No such thing as society.

Now simmer in it. Ha ha ha.

Anonymous said...

We used to use the Broadstairs Albion Bookshop regularly until they badly let us down over an essential book order. There is, sadly, no way these independents can compete with online booksellers or shops like Waterstone's with their 3 for 2 offers. Rightly or wrongly, it's called progress or the cold hard facts of economic life. There's no such thing as customer loyalty where money is concerned. Books are, for the retailer like Waterstone's, no different to cans of baked beans.

Anonymous said...

50p for a half hour to park in Broadstairs and this from a Tory council. I thought the Tory Party was the party of business, especially small business.

Anonymous said...

One would think so , as 'Our Leader'was and is still in the carpet trade operating out of Northdown Carpets in Northdown Road?

Anonymous said...

"The Lord helps those who help themselves".

Anonymous said...

Parking cost going up in all our town centres.
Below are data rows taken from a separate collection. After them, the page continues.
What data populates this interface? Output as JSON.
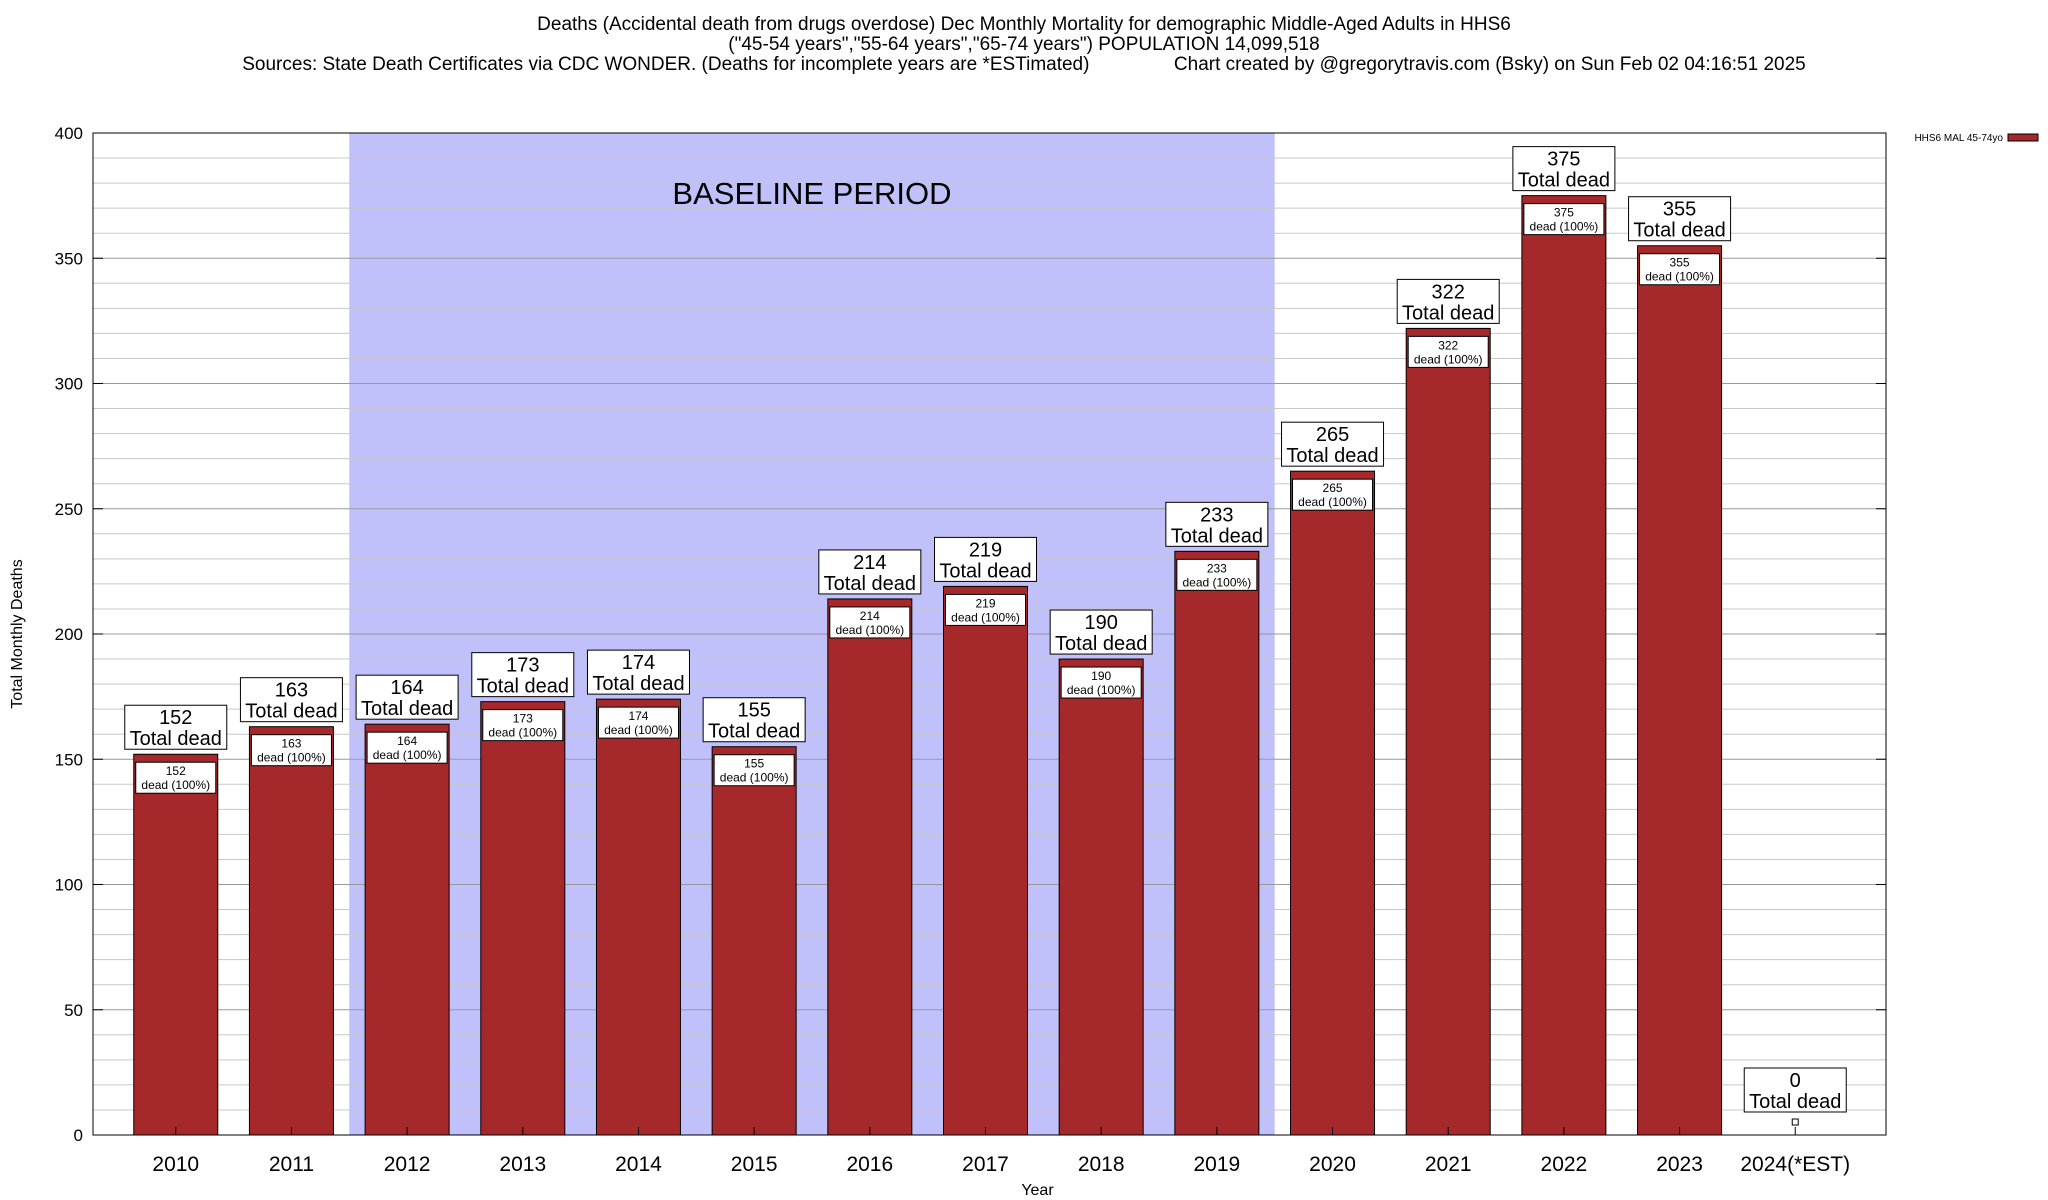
{
  "chart_data": {
    "type": "bar",
    "title_lines": [
      "Deaths (Accidental death from drugs overdose) Dec Monthly Mortality for demographic Middle-Aged Adults in HHS6",
      "(\"45-54 years\",\"55-64 years\",\"65-74 years\") POPULATION 14,099,518",
      "Sources: State Death Certificates via CDC WONDER. (Deaths for incomplete years are *ESTimated)                Chart created by @gregorytravis.com (Bsky) on Sun Feb 02 04:16:51 2025"
    ],
    "xlabel": "Year",
    "ylabel": "Total Monthly Deaths",
    "ylim": [
      0,
      400
    ],
    "yticks": [
      0,
      50,
      100,
      150,
      200,
      250,
      300,
      350,
      400
    ],
    "categories": [
      "2010",
      "2011",
      "2012",
      "2013",
      "2014",
      "2015",
      "2016",
      "2017",
      "2018",
      "2019",
      "2020",
      "2021",
      "2022",
      "2023",
      "2024(*EST)"
    ],
    "series": [
      {
        "name": "HHS6 MAL 45-74yo",
        "values": [
          152,
          163,
          164,
          173,
          174,
          155,
          214,
          219,
          190,
          233,
          265,
          322,
          375,
          355,
          0
        ],
        "color": "#a5292a"
      }
    ],
    "top_labels": [
      "152",
      "163",
      "164",
      "173",
      "174",
      "155",
      "214",
      "219",
      "190",
      "233",
      "265",
      "322",
      "375",
      "355",
      "0"
    ],
    "total_label": "Total dead",
    "inner_label": "dead (100%)",
    "baseline": {
      "label": "BASELINE PERIOD",
      "from": "2012",
      "to": "2019",
      "color": "#c0c0fa"
    },
    "grid": true,
    "legend_position": "top-right"
  }
}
How much do the Council charge for parking at Westwood Cross? NOTHING think that say everything about this Council and our Local town centres.

Anonymous said...

http://www.socialistworker.co.uk/art.php?id=6152

Anonymous said...

Albion Bookshop in Broadstairs has a 'closing down sale' sign in the window this morning.

Michael Child said...

Not to worry we will get a state subsidised bookshop in Turner K9 and if my suspicions about the viability of Waterstones and Smiths at WC are correct we may well wind up with it being the only new bookshop in Thanet. (Mine is mostly secondhand apart from local history)

Anonymous said...

Hang on in there, Michael!

Michael Child said...

Bertie I am, but what will get me in the end is the combined attitude of national and local government to planning. While the shop landlords know that they can easily get planning permission to convert the shop buildings to residential use, when the leases come up for renewal the rents reflect the rent that would be obtained from residential occupation and not the profit than can be obtained from a shop in the building. Oddly enough I am doing quite well at the moment but not as well as I was in 1988 when the building was worth about £30,000 and a fair rent 10% of this was about £3,000 per annum. Now the building is worth about £300,000 and converted into apartments would generate in excess of £30,000 per annum. I expect my turnover this year to be about £50,000 and very much doubt that any other sort of shop on this site would do much better. My brother closed his bookshop in St Albans and my father his in Wimborne Minster both in the last year and both for this reason.